Muito interessante este ponto. 
Acho que o "Santo Graal" é descobrir maneira de ter as cores, sem ter este crescimento acelerado que o tamanho dos nossos aquários, mais tarde ou mais cedo, não aguentar (no teu caso... muito mais tarde que noutros).

----------


## Rui Ferreira de Almeida

> Tenho "atravessado" o facto de ainda não ter conseguido ir ver o teu aquário, não obstante as vezes que já me convidaste. Mas esta minha vida de "emigrante" também não ajuda nada.


João, o convite tem carácter permanente...

Os aquários são um exercicio de paciência e contastante remodelação . 
Reparem que decorar e encher um aquário de 450x 80x80 cm de corais cheio de peixes não é o mesmo que encher um aquário de 150x60x60 de corais. Leva tempo e temos de reduzir ao máximo a predação por parte dos peixes adaptando-os a uma dieta variada, especialmente quando temos 4 espécies de anjos grandes ( E. navarchus, H.cilliaris, Pygopliptes diacanthus e P. imperador) e vários Centropyge ( C. loriculus, C. argi, C. potteri, C. flavissimus).
Cump.
Rui

----------


## José Perpétua

Aquariofilista do mais alto gabarito Nacional.  :yb677:  
Aquários que fazem sonhar qualquer mortal.  :SbBravo:  
Animais de extrema beleza.  :SbPoiss:  
Fotografo de se lhe tirar o chapéu.  :Olá:  

É isto que se vê
De ficar com os olhos em bico  :JmdEffraye:  

Parabéns Rui pelo belo sistema que manténs e evoluis de forma impressionante.
Parabéns João pelo teu grande empenho na fotografia e beleza dos teus clics.

Abraço

----------


## Paulo Fornelos

Boas mestre Rui...
 Se não estou em erro o teu aqua fez agora dois anos!!!
 Em primeiro lugar queria dar os parabens.
 Em segundo queria perguntar algo...
 Não á fotos novas????
 Como estão os crescimentos?????
 Os reflectores novos apresentaram bons resultados???????
Obrigado

----------


## Rui Ferreira de Almeida

Viva Paulo
Eu sou preguiçoso no que diz respeito a tirar fotos e escrever sobre o meu aquário.
Mas, de facto, existem algumas novidades.
A principal foi que coloquei finalmente um reactor de cálcio à altura do meu aquário e quando digo à altura é quase literalmente porque tem 115 cm . É o PF 1001 da Deltec http://www.deltecaquariumsolutions.c...reactors_5.php.
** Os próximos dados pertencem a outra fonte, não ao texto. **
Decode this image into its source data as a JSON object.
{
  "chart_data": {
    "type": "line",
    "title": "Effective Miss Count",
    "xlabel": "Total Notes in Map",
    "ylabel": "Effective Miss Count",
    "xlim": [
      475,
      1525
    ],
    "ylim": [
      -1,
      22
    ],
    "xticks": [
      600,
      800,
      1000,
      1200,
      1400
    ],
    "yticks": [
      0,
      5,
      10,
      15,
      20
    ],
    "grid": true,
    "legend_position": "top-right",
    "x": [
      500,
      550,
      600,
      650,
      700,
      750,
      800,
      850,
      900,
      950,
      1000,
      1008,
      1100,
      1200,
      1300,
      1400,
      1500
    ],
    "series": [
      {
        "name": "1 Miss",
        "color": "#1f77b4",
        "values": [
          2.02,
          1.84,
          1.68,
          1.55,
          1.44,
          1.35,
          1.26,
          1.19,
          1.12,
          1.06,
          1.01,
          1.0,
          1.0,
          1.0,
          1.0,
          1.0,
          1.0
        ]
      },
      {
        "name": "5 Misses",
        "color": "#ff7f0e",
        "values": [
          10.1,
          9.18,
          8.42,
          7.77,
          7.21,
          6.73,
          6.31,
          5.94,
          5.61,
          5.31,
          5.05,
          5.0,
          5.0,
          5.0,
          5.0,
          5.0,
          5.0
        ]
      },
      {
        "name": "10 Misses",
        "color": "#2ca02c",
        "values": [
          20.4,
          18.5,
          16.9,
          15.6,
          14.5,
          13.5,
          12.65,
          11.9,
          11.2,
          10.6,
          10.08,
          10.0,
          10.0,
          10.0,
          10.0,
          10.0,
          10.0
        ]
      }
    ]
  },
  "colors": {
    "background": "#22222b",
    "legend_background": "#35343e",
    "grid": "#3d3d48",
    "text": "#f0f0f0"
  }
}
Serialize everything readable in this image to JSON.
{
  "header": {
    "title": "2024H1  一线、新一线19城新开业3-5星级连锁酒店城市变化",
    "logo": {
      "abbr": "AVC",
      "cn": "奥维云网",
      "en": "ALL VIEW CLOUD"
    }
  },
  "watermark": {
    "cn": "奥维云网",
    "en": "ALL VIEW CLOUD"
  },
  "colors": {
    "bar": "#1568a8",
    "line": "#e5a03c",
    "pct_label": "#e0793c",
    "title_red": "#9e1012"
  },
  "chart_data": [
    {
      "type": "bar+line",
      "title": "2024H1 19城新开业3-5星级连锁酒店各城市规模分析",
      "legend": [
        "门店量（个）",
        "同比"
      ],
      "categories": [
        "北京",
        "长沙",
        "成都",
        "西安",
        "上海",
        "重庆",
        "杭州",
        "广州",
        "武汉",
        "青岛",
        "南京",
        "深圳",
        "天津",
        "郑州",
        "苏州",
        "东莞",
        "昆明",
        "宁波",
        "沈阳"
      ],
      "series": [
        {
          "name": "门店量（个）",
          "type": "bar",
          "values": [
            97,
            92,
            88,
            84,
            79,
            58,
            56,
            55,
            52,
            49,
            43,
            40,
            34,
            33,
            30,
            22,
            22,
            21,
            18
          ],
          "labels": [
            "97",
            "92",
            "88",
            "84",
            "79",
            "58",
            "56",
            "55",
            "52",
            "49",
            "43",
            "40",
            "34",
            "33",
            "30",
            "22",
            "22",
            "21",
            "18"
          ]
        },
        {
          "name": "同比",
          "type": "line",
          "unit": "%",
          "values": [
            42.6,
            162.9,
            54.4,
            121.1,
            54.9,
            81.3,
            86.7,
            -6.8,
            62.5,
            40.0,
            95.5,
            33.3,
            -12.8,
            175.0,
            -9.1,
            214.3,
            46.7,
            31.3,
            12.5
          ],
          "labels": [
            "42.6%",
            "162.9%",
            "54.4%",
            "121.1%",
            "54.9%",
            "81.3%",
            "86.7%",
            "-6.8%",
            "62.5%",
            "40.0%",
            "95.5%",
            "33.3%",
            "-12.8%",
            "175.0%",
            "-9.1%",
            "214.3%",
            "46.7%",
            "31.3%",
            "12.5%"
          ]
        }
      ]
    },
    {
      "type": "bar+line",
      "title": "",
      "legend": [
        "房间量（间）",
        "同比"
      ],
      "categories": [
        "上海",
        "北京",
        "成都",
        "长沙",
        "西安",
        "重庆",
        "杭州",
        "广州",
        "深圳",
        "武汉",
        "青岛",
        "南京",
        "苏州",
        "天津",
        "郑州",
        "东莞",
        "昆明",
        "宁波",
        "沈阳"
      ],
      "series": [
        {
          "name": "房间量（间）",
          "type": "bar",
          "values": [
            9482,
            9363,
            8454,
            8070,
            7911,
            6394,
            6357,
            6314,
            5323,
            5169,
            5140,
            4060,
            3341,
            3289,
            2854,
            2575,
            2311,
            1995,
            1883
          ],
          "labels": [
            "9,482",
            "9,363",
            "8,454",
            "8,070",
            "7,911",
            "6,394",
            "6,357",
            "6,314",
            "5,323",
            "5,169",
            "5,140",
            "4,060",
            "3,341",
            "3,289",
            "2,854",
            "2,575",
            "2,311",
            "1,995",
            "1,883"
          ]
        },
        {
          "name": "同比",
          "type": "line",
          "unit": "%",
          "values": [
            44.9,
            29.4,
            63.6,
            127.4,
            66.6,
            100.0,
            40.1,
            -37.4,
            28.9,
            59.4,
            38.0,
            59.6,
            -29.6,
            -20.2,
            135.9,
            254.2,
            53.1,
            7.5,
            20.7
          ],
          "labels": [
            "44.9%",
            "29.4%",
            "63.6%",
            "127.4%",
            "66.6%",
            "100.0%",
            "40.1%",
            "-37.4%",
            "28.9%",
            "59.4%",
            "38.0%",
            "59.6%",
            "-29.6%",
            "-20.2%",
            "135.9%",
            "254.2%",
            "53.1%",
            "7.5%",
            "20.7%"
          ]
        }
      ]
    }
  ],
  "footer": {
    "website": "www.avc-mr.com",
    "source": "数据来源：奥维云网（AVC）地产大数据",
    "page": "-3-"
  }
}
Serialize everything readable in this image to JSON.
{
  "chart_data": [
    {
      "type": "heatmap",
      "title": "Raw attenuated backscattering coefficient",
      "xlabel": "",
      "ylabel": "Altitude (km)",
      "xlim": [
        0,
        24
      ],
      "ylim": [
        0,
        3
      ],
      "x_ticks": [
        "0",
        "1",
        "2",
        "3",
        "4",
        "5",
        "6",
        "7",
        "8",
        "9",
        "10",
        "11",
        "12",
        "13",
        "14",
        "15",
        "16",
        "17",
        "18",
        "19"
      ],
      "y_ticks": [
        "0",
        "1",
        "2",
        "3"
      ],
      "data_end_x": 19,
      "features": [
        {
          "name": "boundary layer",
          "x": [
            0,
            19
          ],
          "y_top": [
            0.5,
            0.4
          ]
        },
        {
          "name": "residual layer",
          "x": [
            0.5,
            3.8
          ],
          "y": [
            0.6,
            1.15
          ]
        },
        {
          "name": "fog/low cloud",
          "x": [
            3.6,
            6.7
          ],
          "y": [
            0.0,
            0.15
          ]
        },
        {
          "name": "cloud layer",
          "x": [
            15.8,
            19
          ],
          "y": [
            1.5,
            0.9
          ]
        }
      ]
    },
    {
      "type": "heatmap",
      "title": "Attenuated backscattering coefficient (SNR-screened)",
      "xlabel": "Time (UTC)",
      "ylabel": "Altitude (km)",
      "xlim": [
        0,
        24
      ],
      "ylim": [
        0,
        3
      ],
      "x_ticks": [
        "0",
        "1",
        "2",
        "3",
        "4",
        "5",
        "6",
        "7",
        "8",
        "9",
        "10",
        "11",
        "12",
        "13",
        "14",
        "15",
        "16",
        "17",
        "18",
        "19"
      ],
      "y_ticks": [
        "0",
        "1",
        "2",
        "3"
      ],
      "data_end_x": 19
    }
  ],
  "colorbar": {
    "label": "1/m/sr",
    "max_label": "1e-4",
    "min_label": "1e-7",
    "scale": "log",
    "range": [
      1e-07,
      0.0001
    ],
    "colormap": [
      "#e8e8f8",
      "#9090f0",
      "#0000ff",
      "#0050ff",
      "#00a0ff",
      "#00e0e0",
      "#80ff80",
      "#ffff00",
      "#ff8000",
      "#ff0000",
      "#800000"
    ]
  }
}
É fabuloso e este de facto dá para 5000 litros. O outro , o Deltec 600 esforçava-se muito mas coitado só foi concebido para 2000 litros . mas durante 2 anos aguentou-se e fez crescer muitos corais. presto-lhe a minha homenagem. Deltec é para mim um mercede ou Bmw da aquariofilia.
Está a funcionar há 4 dias e já se nota a diferença nos valores de cálcio e alcalinidade.
Os corais estão enormes e já ofereçi muitas mudas a amigos meus. Em breve ,prometo que colocarei fotos. 
Como não há bela sem senão , há 2 meses atrás, coloquei um Acanthurus nigricans por troca com frags, que infelizmente era portador de Oodinium, tendo perdido por esse erro ( não ter quarentenado ) 15 peixes . De facto , também era um exagero a quantidade de peixes que tinha. Mesmo assim ainda tenho cerca de 30 peixes. daqui a 3 meses esou a pensar fazer um reintrodução de peixes mas desta vez com um critério mais apertado. irei reintroduzir Anthias , um Achiles. repor o Leucosternum, repor o Sohal ( um dos peixes que mais me custou ter perdido),repor o Lineatus, repor um Imperador juvenil ( o outro já tinha mudado para coloração adulta e morreu ), repor um Navarchus , e colocar 3 Zanclus. Vai ser mais um acesso de loucura.
É claro que agora não tenho cianobacterias ( tenho muito menos matéria organica porque alimento menos ), e os corais estão com cores muito mais exuberantes ( menos nutrientes e melhor luz. Os reflectores Luminarc são mesmo fantásticos.
Mas eu ... gosto é de peixes! :SbSourire2:  
Cump.
Rui

----------


## Bruno Pereira

Boas Rui.
Eu a pensar q já vi de tudo mas tava emganado, este aquario é um sonho de qualquer um, ñ me importava de ficar com o aquario de recifes  :Smile:  para ñ pedir muito.
Não há palavras para a beleza deste aquario.
Parabens Rui.

quando ira meter frags a venda?

P.S: Quanto paga de luz ao final do mes?  :Wink:

----------


## Rui Ferreira de Almeida

> quando ira meter frags a venda?


Eu prefiro trocar do que vender .




> P.S: Quanto paga de luz ao final do mes?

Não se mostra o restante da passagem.